Australian (ASX) Stock Market Forum

Gold Price - Where is it heading?

For those fairly new to the gold thread, thought the following explanation of Gold versus fiat paper currency from James Turk's latest item on Kitco may be usefull.

Gold is money, but national currencies are just a money substitute. There is an important difference between them. For an exchange in the marketplace to be “extinguished”, assets have to be exchanged for assets. So if one uses gold to buy a car, for example, an asset (gold) is being exchanged for an asset (the car), and the instant the assets change hands, the exchange is extinguished. There are no lingering obligations. But consider this transaction if one uses a national currency, i.e., a money substitute.

The national currency is not a tangible asset; it is a deposit liability of a bank. Therefore, the buyer in this exchange walks off with the car (an asset) and the seller walks off with a money substitute (a bank’s liability), so the exchange is not extinguished. There is a lingering obligation until the seller successfully exchanges the national-currency money-substitute for a good or service.

Thus, money substitutes introduce a risk into the transaction that does not exist when using gold. It is payment risk, and it exists because the recipient may not be able to purchase a good or service with the money substitute received in a transaction. Payment risk means that the money substitute may lose all or some of its value before it can be exchanged for items of value.

For more than 300 years, we have been using money substitutes in commerce. Their problems are obvious. Paper currencies often become worthless if banks fail, or when central banks pursue reckless policies that erode – and in some cases destroy – the value of the currency.

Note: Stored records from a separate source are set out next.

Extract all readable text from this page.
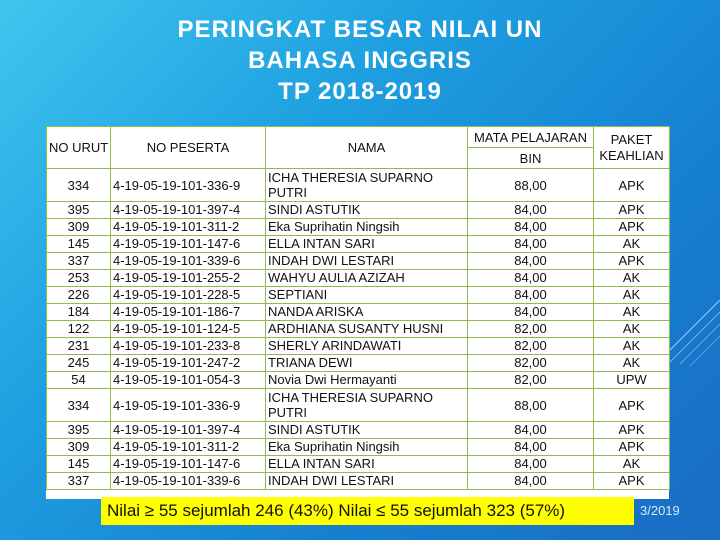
PERINGKAT BESAR NILAI UN
BAHASA INGGRIS
TP 2018-2019
NO URUT	NO PESERTA	NAMA	MATA PELAJARAN	PAKET
KEAHLIAN
			BIN	
334	4-19-05-19-101-336-9	ICHA THERESIA SUPARNO PUTRI	88,00	APK
395	4-19-05-19-101-397-4	SINDI ASTUTIK	84,00	APK
309	4-19-05-19-101-311-2	Eka Suprihatin Ningsih	84,00	APK
145	4-19-05-19-101-147-6	ELLA INTAN SARI	84,00	AK
337	4-19-05-19-101-339-6	INDAH DWI LESTARI	84,00	APK
253	4-19-05-19-101-255-2	WAHYU AULIA AZIZAH	84,00	AK
226	4-19-05-19-101-228-5	SEPTIANI	84,00	AK
184	4-19-05-19-101-186-7	NANDA ARISKA	84,00	AK
122	4-19-05-19-101-124-5	ARDHIANA SUSANTY HUSNI	82,00	AK
231	4-19-05-19-101-233-8	SHERLY ARINDAWATI	82,00	AK
245	4-19-05-19-101-247-2	TRIANA DEWI	82,00	AK
54	4-19-05-19-101-054-3	Novia Dwi Hermayanti	82,00	UPW
334	4-19-05-19-101-336-9	ICHA THERESIA SUPARNO PUTRI	88,00	APK
395	4-19-05-19-101-397-4	SINDI ASTUTIK	84,00	APK
309	4-19-05-19-101-311-2	Eka Suprihatin Ningsih	84,00	APK
145	4-19-05-19-101-147-6	ELLA INTAN SARI	84,00	AK
337	4-19-05-19-101-339-6	INDAH DWI LESTARI	84,00	APK
Nilai ≥ 55 sejumlah 246 (43%) Nilai ≤ 55 sejumlah 323 (57%)	3/2019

Should you read the full article on Kitco you will find he is promoting his own Gold exchange programme. I do not necessarily endorse such products. I hold physical gold and silver only with some gold shares on the ASX. DYOR
 
I'm feeling more optimistic about the gold price lately and also the prospects for gold juniors from here. Some have been making good progress on exploration and/or develpment and/or production without that being reflected in the price (and in fact the opposite as most have continued to be heavily sold down in spite of the gold price still being much better than it was even only 8 months ago).

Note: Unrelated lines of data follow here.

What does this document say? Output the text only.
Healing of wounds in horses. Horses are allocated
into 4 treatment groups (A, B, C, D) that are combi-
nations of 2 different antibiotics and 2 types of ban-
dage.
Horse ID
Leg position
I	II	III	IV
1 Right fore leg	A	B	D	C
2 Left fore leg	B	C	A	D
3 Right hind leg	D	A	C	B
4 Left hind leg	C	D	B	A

I don't think it will take much strength in the gold price to bring attention to some of them so if we see gold move up into the mid to high 900 range some time in the next few months I'd expect a noticeable turnaround in sentiment towards some of the quality juniors.

In the meantime there could be continued weakness and some capitulation activity in some of these as well (in some we're already seeing this) so there could be good opportunity in the next couple of months to pick up quality at good prices.
 
Nice pop around the floor open.

cuttlefish said:
wonder if there's any chance of it retracing just as quickly.
Well, you had to wait a couple of days, but that it did, plus a bit.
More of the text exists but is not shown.